(foto empoli fc)


Il tecnico azzurro Vincenzo Vivarini ha parlato alla vigilia della sfida col Bari. “Questa è una squadra che lavora bene, sono contento di quello che ho visto. Tutto quello che possiamo fare per crescere lo stiamo facendo, ma per avere certi riscontri c’è bisogno di tempo. Dobbiamo creare una squadra che abbia un pensiero unico, dobbiamo acquisirlo il prima possibile. La gara col Bari è bella e importante e ci servirà per capire questa cosa”.

Il mercato. “Per chi ha bisogno di lavorare sul campo è fondamentale avere una squadra assestata. I giocatori pensano solo a giocare, è una liberazione anche per me. Per l’Empoli è stata una stagione particolare, ma i ragazzi che sono arrivati sono straordinari anche dal punto di vista caratteriale. Ora tocca a noi calarci in questo campionato”.

Empoli favorito. “Spero che le parole di Grosso, che ci ha indicato come favoriti per il campionato, siano vere. E’ il nostro obiettivo.

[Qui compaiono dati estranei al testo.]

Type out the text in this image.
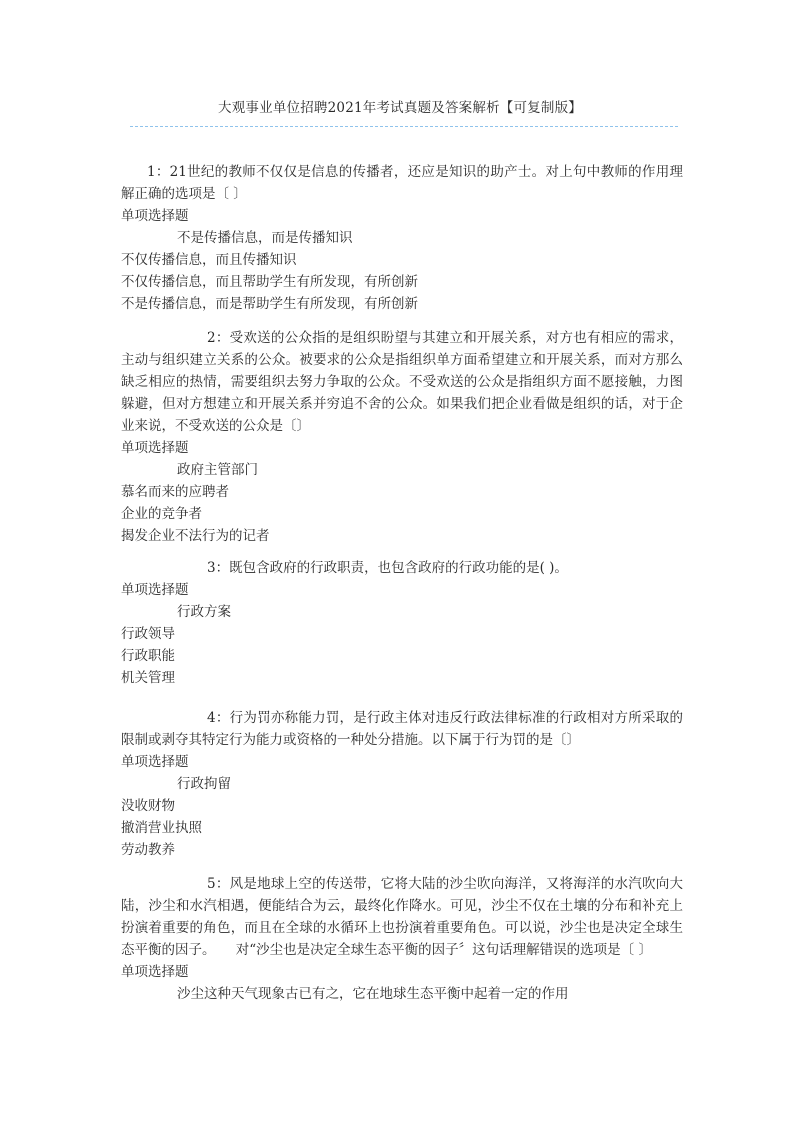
大观事业单位招聘2021年考试真题及答案解析【可复制版】
1：21世纪的教师不仅仅是信息的传播者，还应是知识的助产士。对上句中教师的作用理解正确的选项是〔 〕
单项选择题
不是传播信息，而是传播知识
不仅传播信息，而且传播知识
不仅传播信息，而且帮助学生有所发现，有所创新
不是传播信息，而是帮助学生有所发现，有所创新
2：受欢送的公众指的是组织盼望与其建立和开展关系，对方也有相应的需求，主动与组织建立关系的公众。被要求的公众是指组织单方面希望建立和开展关系，而对方那么缺乏相应的热情，需要组织去努力争取的公众。不受欢送的公众是指组织方面不愿接触，力图躲避，但对方想建立和开展关系并穷追不舍的公众。如果我们把企业看做是组织的话，对于企业来说，不受欢送的公众是〔〕
单项选择题
政府主管部门
慕名而来的应聘者
企业的竞争者
揭发企业不法行为的记者
3：既包含政府的行政职责，也包含政府的行政功能的是( )。
单项选择题
行政方案
行政领导
行政职能
机关管理
4：行为罚亦称能力罚，是行政主体对违反行政法律标准的行政相对方所采取的限制或剥夺其特定行为能力或资格的一种处分措施。以下属于行为罚的是〔〕
单项选择题
行政拘留
没收财物
撤消营业执照
劳动教养
5：风是地球上空的传送带，它将大陆的沙尘吹向海洋，又将海洋的水汽吹向大陆，沙尘和水汽相遇，便能结合为云，最终化作降水。可见，沙尘不仅在土壤的分布和补充上扮演着重要的角色，而且在全球的水循环上也扮演着重要角色。可以说，沙尘也是决定全球生态平衡的因子。　　对“沙尘也是决定全球生态平衡的因子〞这句话理解错误的选项是〔 〕
单项选择题
沙尘这种天气现象古已有之，它在地球生态平衡中起着一定的作用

La realtà di oggi dice però che siamo la squadra che ha cambiato di più. I valori del torneo sono ancora tutti da stabilire, possiamo prendere i giocatori più forti ma la parola spetta al campo. Dobbiamo subito trovare l’amalgama”.

La crescita. “Questo è il momento dove dobbiamo migliorare di più. Mi aspetto massima concentrazione da parte dei ragazzi, a Terni sono rimasto un po’ deluso dal punto di vista dell’equilibrio e della gestione della palla. Da questo punto di vista mi aspetto una crescita importante”.

La formazione. “In ogni gara ci sono dei particolari e degli accorgimenti da curare. Dobbiamo guardare la fase di non possesso e limitare gli avversari, abbiamo lavorato molto in questo senso”.

Krunic e Ninkovic. “Se andiamo sui singoli posso citarne tanti, ma vorrei parlarne poco. Dobbiamo concentrarci sul concetto di squadra. Sono contento del mercato e dei giocatori che ho a disposizione”.

Il gruppo. “Quando hai giocatori con caratteristiche diverse puoi avere sicuramente delle varianti. Oggi siamo una squadra di grande qualità, la dobbiamo far diventare grande anche a livello di completezza a concretezza”.

Zappella. “A Terni abbiamo fatto dei cambiamenti dettati dai problemi fisici, dobbiamo valutare le scelte anche da quel punto di vista e in funzione di chi può cambiare la partita. Siamo contenti di Zappella perchè ha dimostrato di poter far bene, vediamo domani”.

Il Bari. “Lo abbiamo analizzato in queste partite, loro hanno una rosa competitiva e quindi affrontiamo un avversario di altissimo livello. Ad oggi è una delle più attrezzate”.

La rivoluzione. “Quando vinsi il campionato a Chieti fu una rivoluzione di questo tipo. Fino a dicembre avemmo dei problemi, poi vincemmo il campionato. A Teramo invece trovai un gruppo già collaudato: ogni campionato ha storia a se”.